Hydrogen generation is one of the largest energy-consuming steps in the production of ammonia and methanol. Using hydrogen from renewable energy sources potentially could reduce the fossil-fuel use and GHG footprint of these processes significantly. Catalysis could enable efficient hydrogen generation, particularly via techniques such as photocatalysis or photovoltaic-assisted water electrolysis.
According to the roadmap, this option warrants further investigation along three lines: production of hydrogen from electrolytic water cleavage using electricity from renewable sources; ammonia synthesis from hydrogen and nitrogen, omitting steam reforming or water-gas shift from gas or coal; and methanol synthesis from hydrogen with either coal or carbon dioxide as the carbon source.
"Breakthroughs will be required for the generation of hydrogen at significantly lower energy demand and for providing significant excess hydrogen from renewable energy sources for this game-changer to become a realistic option in the future," notes the roadmap.
Like the hydrogen game-changer, wide use of bio-based routes for large-scale chemicals production depends upon significant improvement in overall energy consumption and cost. In addition, there's growing concern about the amount of arable land required for a high-volume bio-based chemical feedstock infrastructure, and potential competition with food production. Additional research clearly is needed, says the roadmap.

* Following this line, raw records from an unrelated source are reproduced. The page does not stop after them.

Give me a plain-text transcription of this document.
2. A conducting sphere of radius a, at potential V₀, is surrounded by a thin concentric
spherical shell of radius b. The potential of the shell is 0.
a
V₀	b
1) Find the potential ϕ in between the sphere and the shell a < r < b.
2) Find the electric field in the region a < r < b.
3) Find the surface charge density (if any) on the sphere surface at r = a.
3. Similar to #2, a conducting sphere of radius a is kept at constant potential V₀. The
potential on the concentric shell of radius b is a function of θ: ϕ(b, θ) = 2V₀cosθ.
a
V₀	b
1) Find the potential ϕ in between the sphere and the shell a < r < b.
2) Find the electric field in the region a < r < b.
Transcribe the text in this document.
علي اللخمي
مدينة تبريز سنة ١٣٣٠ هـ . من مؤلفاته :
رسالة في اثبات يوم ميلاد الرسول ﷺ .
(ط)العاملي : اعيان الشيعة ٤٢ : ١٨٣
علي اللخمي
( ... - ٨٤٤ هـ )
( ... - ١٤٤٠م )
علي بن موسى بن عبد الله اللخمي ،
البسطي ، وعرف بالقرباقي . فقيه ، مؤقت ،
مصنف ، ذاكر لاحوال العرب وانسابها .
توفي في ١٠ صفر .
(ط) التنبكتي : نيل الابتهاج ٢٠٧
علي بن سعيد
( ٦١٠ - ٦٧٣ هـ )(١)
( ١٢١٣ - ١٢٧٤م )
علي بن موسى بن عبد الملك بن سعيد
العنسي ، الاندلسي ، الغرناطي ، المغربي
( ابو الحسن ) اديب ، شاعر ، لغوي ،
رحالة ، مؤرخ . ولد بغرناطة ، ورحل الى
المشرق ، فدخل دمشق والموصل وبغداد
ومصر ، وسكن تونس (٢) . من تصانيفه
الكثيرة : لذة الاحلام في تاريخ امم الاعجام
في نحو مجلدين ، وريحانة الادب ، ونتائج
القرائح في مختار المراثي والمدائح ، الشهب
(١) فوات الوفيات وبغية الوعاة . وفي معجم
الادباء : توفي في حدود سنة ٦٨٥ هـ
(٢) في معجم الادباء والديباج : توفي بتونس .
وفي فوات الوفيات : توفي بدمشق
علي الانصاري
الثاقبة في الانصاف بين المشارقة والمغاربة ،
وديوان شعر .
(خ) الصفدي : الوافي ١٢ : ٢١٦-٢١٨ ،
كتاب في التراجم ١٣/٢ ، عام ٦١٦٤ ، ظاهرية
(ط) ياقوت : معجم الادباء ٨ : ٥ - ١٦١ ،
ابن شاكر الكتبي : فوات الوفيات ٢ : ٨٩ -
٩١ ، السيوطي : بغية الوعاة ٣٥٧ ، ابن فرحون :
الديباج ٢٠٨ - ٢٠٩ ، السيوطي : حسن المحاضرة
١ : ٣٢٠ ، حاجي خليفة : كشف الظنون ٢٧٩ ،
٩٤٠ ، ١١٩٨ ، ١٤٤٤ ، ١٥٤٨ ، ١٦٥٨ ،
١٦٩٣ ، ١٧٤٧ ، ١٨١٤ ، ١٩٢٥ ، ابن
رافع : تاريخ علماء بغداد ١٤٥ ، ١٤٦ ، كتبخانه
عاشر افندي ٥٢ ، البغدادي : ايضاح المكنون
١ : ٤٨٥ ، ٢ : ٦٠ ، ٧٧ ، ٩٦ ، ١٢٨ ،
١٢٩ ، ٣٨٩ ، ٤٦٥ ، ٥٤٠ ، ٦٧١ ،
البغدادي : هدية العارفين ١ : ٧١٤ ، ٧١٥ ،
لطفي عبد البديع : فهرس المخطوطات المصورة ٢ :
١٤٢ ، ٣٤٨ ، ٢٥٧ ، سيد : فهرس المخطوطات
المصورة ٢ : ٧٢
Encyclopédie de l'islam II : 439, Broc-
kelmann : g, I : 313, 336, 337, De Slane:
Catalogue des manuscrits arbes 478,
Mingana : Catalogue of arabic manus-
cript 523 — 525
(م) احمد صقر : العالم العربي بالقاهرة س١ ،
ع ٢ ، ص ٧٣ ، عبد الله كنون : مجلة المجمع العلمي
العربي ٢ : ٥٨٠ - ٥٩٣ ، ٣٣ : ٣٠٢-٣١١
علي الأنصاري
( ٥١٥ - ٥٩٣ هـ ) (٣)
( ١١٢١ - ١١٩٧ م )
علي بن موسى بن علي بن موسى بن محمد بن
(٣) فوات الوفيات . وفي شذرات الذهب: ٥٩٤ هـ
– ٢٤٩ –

The long-term nature of the work to be carried forward warrants establishing high-level milestones (Figure 2), while the substantial technical hurdles and high investment costs (particularly for areas with a high return-on-investment threshhold) create a need for collective effort on the part of all stakeholders including academia, research institutes and industrial partners. Governments must play an enabling role by establishing policies to encourage the necessary long-term collaborations and investments, stresses the roadmap.